Most typical for beginners Perl errors that probably should be checked before submitting script to the interpreter.

They include:

  1. Absence of semicolon at the end of statement. This is a problem for both novices and experienced Perl programmers alike;  something in human nature prevent putting semicolons  at the end of line. and that means that language that use new line as "weak" semicolon are preferable (if brackets are balanced at this point).
  2. Absence of prefix $ in  a scalar variable Like in if (i==1) {...}
  3. Missing quote in single or a double quote literals like
    if( $a eq abba' ){ 
      print "this is my favorite group\n";
    }
  4. Usage of "==" instead of "eq" and similar mistakes with other operators ( != instead  of  ne or vise versa, <  instead of lt> instead of gt, etc.) for example:
    if( $a == 'abba' ){ 
      print "this is my favorite group\n";
    }
  5. Usage of prefix @ instead of $ for scalar variables. It is especially typical for references of elements of the array, for example @array[1] is incorrect, should be $array[1].
  6. Missing closing ")" or "}". Without pretty printer missing "}" in longer  scripts is very difficult to find.
  7. Wrong brackets in hash (should be { and }).

A very typical mistake connected with double-quoted literals is putting in it a email address (or group of e-mail addresses). The same applied to backquotes, for example

`cat letter | mailx -s test  [email protected]`

Here @mydomain will interpreted as an array with very undesirable results.  The correct form should be

`cat letter | mailx -s test  myself\@mydomain.my

or

$to_addr='myself\@mydomain.my";
`cat letter | mailx -s test  $to_addr`;

More extensive collection of typical errors classified by the language from which the programmer is coming to Perl (awk, C, etc) can be found in man page perltrap

Summary

While superficially similar to C/C++ Perl has more rich lexical and syntax structure with elements inspired by Unix shells.

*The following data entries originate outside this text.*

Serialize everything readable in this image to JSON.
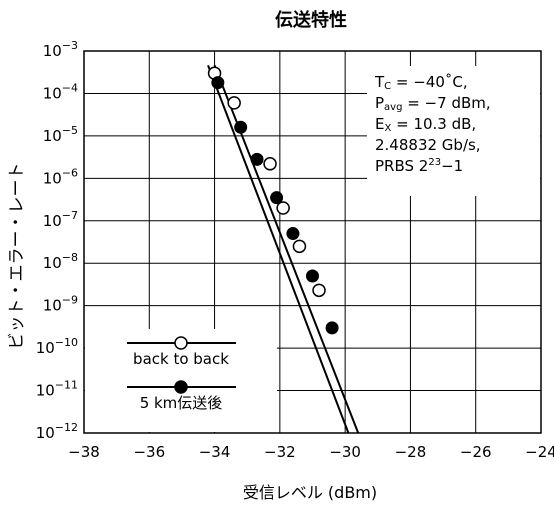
{
  "chart_data": {
    "type": "scatter",
    "title": "伝送特性",
    "xlabel": "受信レベル (dBm)",
    "ylabel": "ビット・エラー・レート",
    "xlim": [
      -38,
      -24
    ],
    "ylim_exp": [
      -12,
      -3
    ],
    "y_scale": "log",
    "x_ticks": [
      "−38",
      "−36",
      "−34",
      "−32",
      "−30",
      "−28",
      "−26",
      "−24"
    ],
    "y_ticks": [
      {
        "exp": -3,
        "label": "−3"
      },
      {
        "exp": -4,
        "label": "−4"
      },
      {
        "exp": -5,
        "label": "−5"
      },
      {
        "exp": -6,
        "label": "−6"
      },
      {
        "exp": -7,
        "label": "−7"
      },
      {
        "exp": -8,
        "label": "−8"
      },
      {
        "exp": -9,
        "label": "−9"
      },
      {
        "exp": -10,
        "label": "−10"
      },
      {
        "exp": -11,
        "label": "−11"
      },
      {
        "exp": -12,
        "label": "−12"
      }
    ],
    "y_tick_base": "10",
    "grid": true,
    "annotation": {
      "lines": [
        {
          "main": "T",
          "sub": "C",
          "rest": " = −40˚C,"
        },
        {
          "main": "P",
          "sub": "avg",
          "rest": " = −7 dBm,"
        },
        {
          "main": "E",
          "sub": "X",
          "rest": " = 10.3 dB,"
        },
        {
          "main": "2.48832 Gb/s,",
          "sub": "",
          "rest": ""
        },
        {
          "main": "PRBS 2",
          "sup": "23",
          "rest": "−1"
        }
      ]
    },
    "legend_position": "bottom-left",
    "series": [
      {
        "name": "back to back",
        "marker": "open-circle",
        "points": [
          [
            -34.0,
            0.0003
          ],
          [
            -33.4,
            6e-05
          ],
          [
            -32.3,
            2.2e-06
          ],
          [
            -31.9,
            2e-07
          ],
          [
            -31.4,
            2.5e-08
          ],
          [
            -30.8,
            2.3e-09
          ]
        ],
        "fit_line": [
          [
            -34.0,
            0.00046
          ],
          [
            -29.6,
            1e-12
          ]
        ]
      },
      {
        "name": "5 km伝送後",
        "marker": "filled-circle",
        "points": [
          [
            -33.9,
            0.00018
          ],
          [
            -33.2,
            1.6e-05
          ],
          [
            -32.7,
            2.8e-06
          ],
          [
            -32.1,
            3.5e-07
          ],
          [
            -31.6,
            5e-08
          ],
          [
            -31.0,
            5e-09
          ],
          [
            -30.4,
            3e-10
          ]
        ],
        "fit_line": [
          [
            -34.2,
            0.00046
          ],
          [
            -29.9,
            1e-12
          ]
        ]
      }
    ]
  }
}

Some difficulty for novices might be the concept of a typeless language. Especially the fact that type is defined by operator used and associated implicit conversion to numeric or text representation depending on operator. For example comparison operator "==" forces both left and right part to be converted to numbers, while operator "eq" force both left and right operators to be converted to strings.

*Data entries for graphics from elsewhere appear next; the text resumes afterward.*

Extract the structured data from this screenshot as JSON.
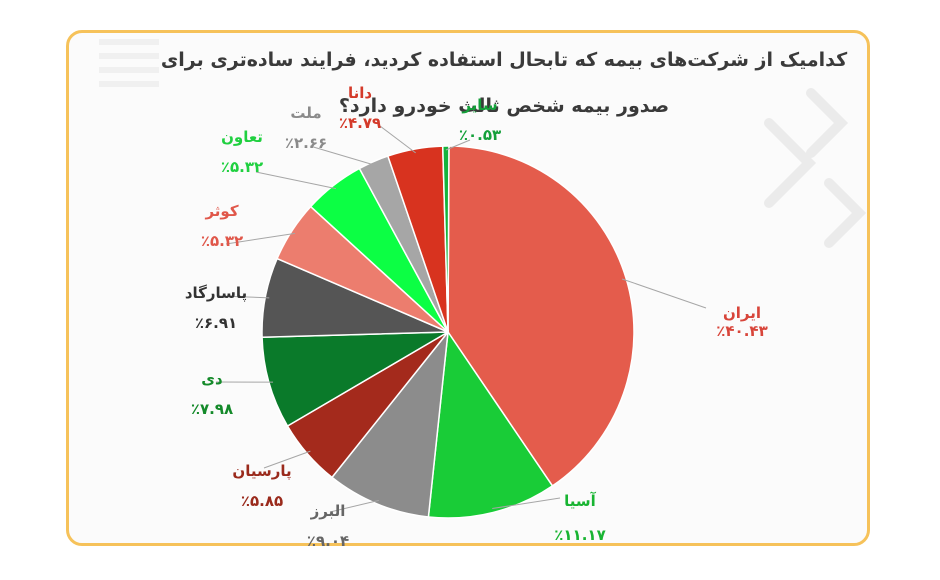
{
  "chart_data": {
    "type": "pie",
    "title": "کدامیک از شرکت‌های بیمه که تابحال استفاده کردید، فرایند ساده‌تری برای صدور بیمه شخص ثالث خودرو دارد؟",
    "slices": [
      {
        "label": "ایران",
        "value": 40.43,
        "value_label": "٪۴۰.۴۳",
        "color": "#e45c4c",
        "text_color": "#d8453a"
      },
      {
        "label": "آسیا",
        "value": 11.17,
        "value_label": "٪۱۱.۱۷",
        "color": "#19cc37",
        "text_color": "#18b432"
      },
      {
        "label": "البرز",
        "value": 9.04,
        "value_label": "٪۹.۰۴",
        "color": "#8c8c8c",
        "text_color": "#666666"
      },
      {
        "label": "پارسیان",
        "value": 5.85,
        "value_label": "٪۵.۸۵",
        "color": "#a42a1c",
        "text_color": "#9a2a1c"
      },
      {
        "label": "دی",
        "value": 7.98,
        "value_label": "٪۷.۹۸",
        "color": "#0a7a2a",
        "text_color": "#148a2a"
      },
      {
        "label": "پاسارگاد",
        "value": 6.91,
        "value_label": "٪۶.۹۱",
        "color": "#555555",
        "text_color": "#333333"
      },
      {
        "label": "کوثر",
        "value": 5.32,
        "value_label": "٪۵.۳۲",
        "color": "#ec7d6e",
        "text_color": "#e0574a"
      },
      {
        "label": "تعاون",
        "value": 5.32,
        "value_label": "٪۵.۳۲",
        "color": "#0cff44",
        "text_color": "#20d040"
      },
      {
        "label": "ملت",
        "value": 2.66,
        "value_label": "٪۲.۶۶",
        "color": "#a6a6a6",
        "text_color": "#8a8a8a"
      },
      {
        "label": "دانا",
        "value": 4.79,
        "value_label": "٪۴.۷۹",
        "color": "#d8331f",
        "text_color": "#d43a2a"
      },
      {
        "label": "سایر",
        "value": 0.53,
        "value_label": "٪۰.۵۳",
        "color": "#14b43c",
        "text_color": "#14a03a"
      }
    ]
  }
}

Scalars are the most popular type of variable in Perl and one can think about them as strings with optional numeric representation when it makes sense and zero otherwise. That means that any string in Perl can be converted as a number. Perl is one of very few languages where operator determines the type of operands (and implicit conversion, if necessary) much like in assembler.

Please be very careful and check your program for typical errors before submitting it to complier. That significantly simplifies the life.

Please always use '-wc' (warning flag + compile_only flag ) to check the initial draft of the scripts with Perl interpreter. It might help you to find some tricky bugs on syntax level instead digging them out as runtimes errors.

Be especially careful with numeric comparison that involved variable that are strings. You need to be very careful not to shoot yourself in a foot by implicit conversion.

Scalars are the most popular type of variable in Perl and one can think about them as strings with optional numeric representation when it makes sense (zero otherwise). That means that any string can be interpreted as a number, if the operator requires a number.

Strong point of Perl is a very flexible string literal mechanism. By using appropriate quotation mechanism one can avoid errors typical in other languages with less flexible string literal syntax. Perl has rich set of operators and flexible semantic of assignment.

Perl uses prefixes to identify type of variables, much like early languages (Fortran-66).